Taxidermy Museums of the Northwest
Bagley Wildlife Museum, Bagley, Minnesota
McCone County Museum, Circle, Montana
Museum of Montana Wildlife, Browning, Montana
Museum of North American Wildlife, Coram, Montana
Valley County Pioneer Museum, Glasgow, Montana
The Great Northwest, those thinly settled lands from northern Minnesota west to the Montana plains, were some of the last areas in the continental U.S. to be settled by industrialized America. The coming of the railroad, immigrant settlement, Indian wars, the retreat of the grizzly from the plains and the slaughter of the buffalo, these scenes and events that greatly altered life in the Northwest Territory have happened within the recent 150-100 years. When the last old-timer fades away, how will we remember how it was in the old days? How will we hold on to the grandness of these events and their mythological significance to the American West?

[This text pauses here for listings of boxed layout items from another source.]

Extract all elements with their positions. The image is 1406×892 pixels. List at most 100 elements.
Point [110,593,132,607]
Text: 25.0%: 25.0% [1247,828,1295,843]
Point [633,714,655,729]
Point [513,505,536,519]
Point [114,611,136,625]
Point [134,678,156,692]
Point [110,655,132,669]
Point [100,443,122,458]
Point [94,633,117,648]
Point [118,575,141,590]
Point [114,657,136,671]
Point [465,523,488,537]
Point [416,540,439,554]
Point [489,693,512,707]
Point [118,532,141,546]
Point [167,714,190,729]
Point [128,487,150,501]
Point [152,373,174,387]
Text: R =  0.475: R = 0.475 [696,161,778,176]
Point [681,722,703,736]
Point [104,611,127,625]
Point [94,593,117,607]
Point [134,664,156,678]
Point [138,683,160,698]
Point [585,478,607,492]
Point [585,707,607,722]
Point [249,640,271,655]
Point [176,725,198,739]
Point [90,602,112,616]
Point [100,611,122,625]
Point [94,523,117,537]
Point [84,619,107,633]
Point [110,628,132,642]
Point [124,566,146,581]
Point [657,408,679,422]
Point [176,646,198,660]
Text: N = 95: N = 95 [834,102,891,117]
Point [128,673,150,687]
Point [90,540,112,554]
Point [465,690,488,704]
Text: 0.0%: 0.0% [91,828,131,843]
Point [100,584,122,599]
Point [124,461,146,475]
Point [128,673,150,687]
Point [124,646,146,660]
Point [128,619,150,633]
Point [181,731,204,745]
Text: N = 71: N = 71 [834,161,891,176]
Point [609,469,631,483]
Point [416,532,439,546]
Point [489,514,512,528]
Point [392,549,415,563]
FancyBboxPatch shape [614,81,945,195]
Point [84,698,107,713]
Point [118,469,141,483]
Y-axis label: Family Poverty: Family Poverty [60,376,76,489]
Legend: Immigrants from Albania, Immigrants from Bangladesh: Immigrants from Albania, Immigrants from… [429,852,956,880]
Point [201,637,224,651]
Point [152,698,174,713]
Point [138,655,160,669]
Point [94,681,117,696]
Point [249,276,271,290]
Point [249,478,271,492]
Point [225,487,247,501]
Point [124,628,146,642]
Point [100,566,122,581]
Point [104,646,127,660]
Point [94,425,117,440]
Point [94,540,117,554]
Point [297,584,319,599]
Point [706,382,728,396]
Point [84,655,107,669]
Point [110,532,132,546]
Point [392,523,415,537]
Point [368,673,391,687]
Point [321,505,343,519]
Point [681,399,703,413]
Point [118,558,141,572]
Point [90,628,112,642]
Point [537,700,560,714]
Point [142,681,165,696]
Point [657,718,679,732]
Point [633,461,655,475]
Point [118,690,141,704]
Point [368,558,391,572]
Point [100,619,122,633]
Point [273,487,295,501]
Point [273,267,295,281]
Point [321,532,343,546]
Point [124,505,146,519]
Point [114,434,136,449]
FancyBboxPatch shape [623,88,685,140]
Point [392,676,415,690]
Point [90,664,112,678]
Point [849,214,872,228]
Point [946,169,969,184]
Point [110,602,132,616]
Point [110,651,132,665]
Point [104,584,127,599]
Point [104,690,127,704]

The common sight of taxidermy museums in the Northwest provides a place to visit the ghosts of those old times. Like other captured memories and mementoes, the stuffed and mounted animals are manifestations of the passage of time and incessant changing of the background world. They are signs of the inevitable disappearance of the spirit despite the stubborn resistance of the preserved body to decay. What spirit animates the buffalo when the taxidermist finishes his artwork and freezes the animal forever in time?
In the posed and stylized relics of these afternoon tourist stops, you may glimpse a fleeting presence of this spirit of the wild west, a lingering ghost which irreversibly separated from our the live world at a moment in the not-too-distant past. The stiff skins of these animals are the singular representatives of this past. These lucky ones alone were chosen to live outside of time while their brothers and sisters rotted away long ago.